Dovendo clorare dell’acqua proveniente da un impianto biologico di depurazione, utilizzo ipoclorito di sodio. Quali sono i parametri che devo considerare (es. mc acqua da trattare, tempi di permanenza, concentrazione dell’ipoclorito, ecc…)?e’ possibile avere qualche esempio di calcolo? grazie.
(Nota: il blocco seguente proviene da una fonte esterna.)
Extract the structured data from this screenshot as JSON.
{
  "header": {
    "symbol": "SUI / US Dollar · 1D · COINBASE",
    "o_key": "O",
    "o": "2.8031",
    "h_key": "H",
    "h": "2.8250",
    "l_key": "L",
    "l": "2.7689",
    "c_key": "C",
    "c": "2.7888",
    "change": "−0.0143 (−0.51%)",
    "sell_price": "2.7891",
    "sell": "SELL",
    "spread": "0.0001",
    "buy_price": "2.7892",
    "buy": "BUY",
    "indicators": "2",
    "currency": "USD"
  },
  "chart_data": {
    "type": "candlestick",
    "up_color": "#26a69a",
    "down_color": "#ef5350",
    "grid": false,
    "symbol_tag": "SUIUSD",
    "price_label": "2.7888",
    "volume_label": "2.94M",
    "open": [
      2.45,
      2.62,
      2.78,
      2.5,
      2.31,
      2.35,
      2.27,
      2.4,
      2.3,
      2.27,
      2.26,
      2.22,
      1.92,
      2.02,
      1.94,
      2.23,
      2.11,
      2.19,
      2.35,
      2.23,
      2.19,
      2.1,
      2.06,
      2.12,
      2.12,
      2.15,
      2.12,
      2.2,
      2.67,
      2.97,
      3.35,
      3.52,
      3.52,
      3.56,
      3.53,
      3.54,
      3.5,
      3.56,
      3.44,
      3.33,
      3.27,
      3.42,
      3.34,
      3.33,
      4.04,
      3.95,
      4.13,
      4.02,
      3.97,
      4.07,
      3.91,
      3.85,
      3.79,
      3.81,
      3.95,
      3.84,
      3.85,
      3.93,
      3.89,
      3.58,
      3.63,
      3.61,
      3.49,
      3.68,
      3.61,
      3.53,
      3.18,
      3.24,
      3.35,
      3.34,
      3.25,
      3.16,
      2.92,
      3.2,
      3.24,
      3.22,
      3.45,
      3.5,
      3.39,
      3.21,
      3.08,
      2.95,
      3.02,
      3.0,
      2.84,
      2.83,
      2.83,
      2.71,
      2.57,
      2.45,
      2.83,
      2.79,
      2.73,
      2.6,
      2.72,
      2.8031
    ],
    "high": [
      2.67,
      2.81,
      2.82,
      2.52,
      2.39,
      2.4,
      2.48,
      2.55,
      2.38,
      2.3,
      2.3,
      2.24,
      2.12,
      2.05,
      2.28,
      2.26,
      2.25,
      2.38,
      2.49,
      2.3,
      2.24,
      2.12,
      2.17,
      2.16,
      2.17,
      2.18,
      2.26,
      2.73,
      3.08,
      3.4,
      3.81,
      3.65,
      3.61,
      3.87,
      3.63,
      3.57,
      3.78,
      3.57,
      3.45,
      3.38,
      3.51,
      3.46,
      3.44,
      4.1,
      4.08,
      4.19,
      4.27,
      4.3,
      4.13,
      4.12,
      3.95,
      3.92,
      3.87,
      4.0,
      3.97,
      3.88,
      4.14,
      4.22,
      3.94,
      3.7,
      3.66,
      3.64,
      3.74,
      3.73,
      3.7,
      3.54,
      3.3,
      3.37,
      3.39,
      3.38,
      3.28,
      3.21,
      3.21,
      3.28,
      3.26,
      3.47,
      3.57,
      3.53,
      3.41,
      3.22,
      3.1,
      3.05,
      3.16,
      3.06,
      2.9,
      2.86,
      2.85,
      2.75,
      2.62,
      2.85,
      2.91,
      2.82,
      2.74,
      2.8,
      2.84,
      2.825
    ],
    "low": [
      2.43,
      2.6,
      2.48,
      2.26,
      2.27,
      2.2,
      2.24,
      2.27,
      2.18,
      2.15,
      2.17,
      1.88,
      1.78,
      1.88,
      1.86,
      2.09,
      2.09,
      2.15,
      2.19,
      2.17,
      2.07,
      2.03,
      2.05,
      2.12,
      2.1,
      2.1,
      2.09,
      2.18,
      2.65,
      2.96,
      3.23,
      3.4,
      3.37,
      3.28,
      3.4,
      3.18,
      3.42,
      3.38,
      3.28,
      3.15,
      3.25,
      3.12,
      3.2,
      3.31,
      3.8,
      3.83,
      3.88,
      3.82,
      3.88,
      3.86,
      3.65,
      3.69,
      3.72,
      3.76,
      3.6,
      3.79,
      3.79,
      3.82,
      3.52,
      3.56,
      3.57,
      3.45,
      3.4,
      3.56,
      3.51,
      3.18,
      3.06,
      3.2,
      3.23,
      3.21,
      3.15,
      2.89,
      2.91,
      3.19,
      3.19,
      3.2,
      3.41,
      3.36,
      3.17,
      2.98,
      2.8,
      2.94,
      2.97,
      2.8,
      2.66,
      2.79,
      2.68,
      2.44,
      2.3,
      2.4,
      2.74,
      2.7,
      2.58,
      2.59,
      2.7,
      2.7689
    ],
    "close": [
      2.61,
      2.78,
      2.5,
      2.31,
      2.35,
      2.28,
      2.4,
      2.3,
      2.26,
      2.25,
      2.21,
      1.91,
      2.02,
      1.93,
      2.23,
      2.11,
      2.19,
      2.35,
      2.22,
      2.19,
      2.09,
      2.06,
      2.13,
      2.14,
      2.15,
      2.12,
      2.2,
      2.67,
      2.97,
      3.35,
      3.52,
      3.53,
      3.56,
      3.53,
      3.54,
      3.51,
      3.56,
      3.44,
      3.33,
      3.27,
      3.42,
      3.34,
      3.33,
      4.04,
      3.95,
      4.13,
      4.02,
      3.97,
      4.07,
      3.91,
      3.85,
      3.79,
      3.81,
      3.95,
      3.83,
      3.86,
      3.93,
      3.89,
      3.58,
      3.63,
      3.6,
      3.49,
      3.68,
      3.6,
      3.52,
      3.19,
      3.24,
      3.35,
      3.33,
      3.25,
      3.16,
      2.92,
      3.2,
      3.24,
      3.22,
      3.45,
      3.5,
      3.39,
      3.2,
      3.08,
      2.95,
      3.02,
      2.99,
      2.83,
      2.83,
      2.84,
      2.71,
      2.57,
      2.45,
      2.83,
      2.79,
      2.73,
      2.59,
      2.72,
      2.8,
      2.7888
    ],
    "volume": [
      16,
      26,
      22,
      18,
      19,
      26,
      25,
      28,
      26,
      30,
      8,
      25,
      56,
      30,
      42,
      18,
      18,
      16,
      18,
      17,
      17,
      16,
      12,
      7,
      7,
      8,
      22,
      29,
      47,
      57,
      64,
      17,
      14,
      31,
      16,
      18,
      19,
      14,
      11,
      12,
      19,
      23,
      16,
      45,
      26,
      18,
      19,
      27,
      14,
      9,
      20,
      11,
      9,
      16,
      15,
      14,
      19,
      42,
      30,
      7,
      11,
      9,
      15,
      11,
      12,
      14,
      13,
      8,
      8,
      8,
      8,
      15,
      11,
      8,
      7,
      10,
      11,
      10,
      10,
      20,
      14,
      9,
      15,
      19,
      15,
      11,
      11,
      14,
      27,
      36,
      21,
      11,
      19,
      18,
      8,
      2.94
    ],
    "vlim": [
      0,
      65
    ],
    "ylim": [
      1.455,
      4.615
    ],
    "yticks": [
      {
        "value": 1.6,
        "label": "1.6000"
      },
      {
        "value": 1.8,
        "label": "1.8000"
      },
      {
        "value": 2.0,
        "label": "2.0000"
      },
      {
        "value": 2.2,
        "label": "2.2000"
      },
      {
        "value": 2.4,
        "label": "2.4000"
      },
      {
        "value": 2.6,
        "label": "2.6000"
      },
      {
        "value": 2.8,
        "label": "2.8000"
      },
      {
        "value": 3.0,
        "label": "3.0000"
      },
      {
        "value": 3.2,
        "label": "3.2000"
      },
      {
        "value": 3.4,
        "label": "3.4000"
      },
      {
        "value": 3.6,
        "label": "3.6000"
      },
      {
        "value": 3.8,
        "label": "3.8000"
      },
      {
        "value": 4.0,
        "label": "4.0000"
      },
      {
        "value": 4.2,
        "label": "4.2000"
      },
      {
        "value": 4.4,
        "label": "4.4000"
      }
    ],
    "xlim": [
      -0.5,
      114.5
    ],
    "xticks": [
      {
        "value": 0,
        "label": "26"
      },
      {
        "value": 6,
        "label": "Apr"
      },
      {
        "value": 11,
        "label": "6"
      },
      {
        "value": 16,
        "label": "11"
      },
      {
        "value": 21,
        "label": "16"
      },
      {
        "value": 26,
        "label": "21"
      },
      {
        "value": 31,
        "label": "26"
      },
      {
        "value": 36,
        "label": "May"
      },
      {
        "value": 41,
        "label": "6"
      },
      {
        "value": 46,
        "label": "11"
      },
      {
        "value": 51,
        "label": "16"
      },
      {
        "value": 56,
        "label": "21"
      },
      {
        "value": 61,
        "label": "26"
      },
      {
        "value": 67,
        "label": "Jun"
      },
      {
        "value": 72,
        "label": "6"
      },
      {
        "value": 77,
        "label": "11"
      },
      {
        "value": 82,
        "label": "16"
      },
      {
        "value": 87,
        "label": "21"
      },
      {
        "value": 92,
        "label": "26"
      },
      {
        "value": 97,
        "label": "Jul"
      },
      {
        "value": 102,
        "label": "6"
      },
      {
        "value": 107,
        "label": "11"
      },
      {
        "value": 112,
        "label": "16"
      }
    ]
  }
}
La disinfezione tradizionale delle acque tramite
ipoclorito di sodio dà luogo alla formazione di sottoprodotti
potenzialmente dannosi per l’ambiente, es. le cloroammine, composti
tossici verso diversi organismi acquatici anche a concentrazioni molto
basse, inferiori a 0,1 ppm. Tutto ciò, avviene soprattutto in presenza di
un alto contenuto di sostanze organiche come si verifica, ad esempio, in uscita dai
depuratori. Si tende quindi a sperimentare ed utilizzare nuove tecniche di
sterilizzazione delle acque potabili e dei reflui urbani derivanti dai
depuratori, come quello basato sull’utilizzo di ozono o raggi
ultravioletti anche alla luce del recepimento della direttiva n. 98/83/CE
in materia di disciplina delle acque destinate al consumo umano.

La nuova frontiera della depurazione delle acque
di scarico sembra essere la purezza batteriologica. Infatti, se gli
effetti della legge Merli sugli standard delle acque superficiali appaiono
evidenti dal punto di vista della qualità chimica, che dal 1982 ad oggi è
molto migliorata, altrettanto non può dirsi per la purezza batteriologica.
La normativa costituita dal D.Lgs. n. 152/1999 IMPONE CHE TUTTE LE ACQUE IN
USCITA DAI TRATTAMENTI DI DEPURAZIONE DEI REFLUI URBANI SIANO
CONVENIENTEMENTE TRATTATE, FINO A RICONDURRE LA CARICA DEI BATTERI
INDICATORI DI CONTAMINAZIONE FECALE, AL DI SOTTO DI LIMITI MOLTO
RISTRETTI, in questo caso “trattare” significa “disinfettare”.

Per antica tradizione al termine “disinfezione
delle acque” si associa l’impiego dell’IPOCLORITO DI SODIO – NaClO, che
rimane la sostanza più utilizzata in Italia (58% dei reagenti utilizzati
nella disinfezione delle acque potabili in Italia, 33% il diossido di
cloro, poi altri a percentuali nettamente più basse, quali ozono, cloro
gassoso, permanganato e raggi U.V.).

Per la disinfezione delle acque potabili la norma
UNI EN 805 “requisiti per i sistemi di approvvigionamento acque” prevede
l’ipoclorito di sodio tra i prodotti chimici raccomandati per la
disinfezione dei sistemi di distribuzione dell’acqua con una
concentrazione max. di 50 mg/litro (50 p.p.m.). Le soluzioni commerciali di
ipoclorito di sodio usate per la clorazione hanno una percentuale tra il
12 e il 14% in volume, pari a circa il 10% in peso di cloro attivo (la
normale candeggina ne contiene il 5%). Il DPR 24.05.88 n. 236, allegato 1,
tabella c, (parametri concernenti sostanze indesiderabili), punto 41
(cloruro residuo libero) indica:

qualora sia necessario un trattamento di
clorazione dell’acqua, è consigliabile che, al punto di messa a
disposizione dell’utente, nell’acqua si abbia un valore di 0,2 mg/l di
cloro. Per ottenere i parametri di legge, tenendo conto della diluizione
commerciale, occorrerebbe dosare l’additivo a 2mg/l (2 p.p.m.), considerando che le soluzioni di
ipoclorito perdono spontaneamente il titolo in cloro attivo e quindi
devono essere impiegati dosaggi progressivamente superiori per avere al
rubinetto la misura dei 2 mg/l. L’ipoclorito impiegato deve essere
conforme alle norme UNI EN 901:2002.